Big 12 supports four-team playoff
The Big 12 favors a four-team playoff to decide major-college football’s national champion, and it supports some kind of selection committee to determine its participants.
Interim commissioner Chuck Neinas spoke Wednesday after meeting with Big 12 athletics directors in Kansas City, Mo.
Several configurations of a four-team playoff are being presented at conference meetings across the country. How the teams will be picked is up for debate. “We’re in favor of taking the four highest-ranked teams,” Neinas said.
Said Oklahoma athletics director Joe Castiglione of having a selection committee: “There needs to be a human element to kind of handle the unknowns. You can’t always say computers get it right or opinion polls will get it perfect. You still need someone with good, rational thinking to deal with unforeseen circumstances.
“Who knows what form that takes, but some form of human element that gets college football to the point of determining the best teams.”
The Big 12’s ADs also discussed whether a four-team playoff would be part of the bowl system, perhaps with current Bowl Championship Series sites rotating as hosts.
Neinas said the Big 12 favored playing the semifinals outside of the bowls, but there was a strong feeling among other conferences that it would be best to incorporate the semifinals within the bowl configuration with a stand-alone national championship game.

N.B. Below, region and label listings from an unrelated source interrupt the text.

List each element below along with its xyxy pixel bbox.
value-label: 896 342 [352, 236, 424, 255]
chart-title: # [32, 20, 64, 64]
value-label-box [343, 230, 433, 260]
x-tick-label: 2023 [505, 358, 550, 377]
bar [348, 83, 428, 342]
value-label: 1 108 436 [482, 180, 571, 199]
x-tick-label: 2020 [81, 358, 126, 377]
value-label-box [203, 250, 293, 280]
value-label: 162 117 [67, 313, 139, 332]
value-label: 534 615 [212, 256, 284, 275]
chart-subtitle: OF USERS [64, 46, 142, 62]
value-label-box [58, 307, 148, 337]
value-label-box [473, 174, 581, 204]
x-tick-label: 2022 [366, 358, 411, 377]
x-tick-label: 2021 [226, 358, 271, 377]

Meetings of BCS leaders are scheduled for next month to settle on a format to present to an oversight committee of university presidents in late June for final approval.
With the addition of Missouri and Texas A&M, the Southeastern Conference is tweaking its football and basketball schedules.
Football coaches are having a tougher time than their basket- ball counterparts in deciding what changes to make.
“The consensus is that there’s not the right answer right now that suits everyone,” Mississippi State coach Dan Mullen said at the SEC meetings in Destin, Fla.
Mullen and the 13 other coaches were debating whether to play an eight- or nine-game conference schedule and whether to maintain cross-division rivalries such as AlabamaTennessee, Auburn-Georgia and LSU-Florida. It’s not an easy decision considering each school has different allegiances.
Coaches presented their thoughts and concerns to ADs on Wednesday. The ADs will make a recommendation to school presidents and chancellors Friday before the conference settles on a format.
Basketball coaches had fewer problems Wednesday.
They proposed an 18-game league schedule that would keep all 14 teams together instead of moving back to divisions. Teams would play everyone at least once (13 games) and have one annual home-andhome series with a designated rival.
The remaining four games each season would be filled by the other 12 teams on a rotating basis. The format, along with changes to the postseason tournament, probably will be approved Friday.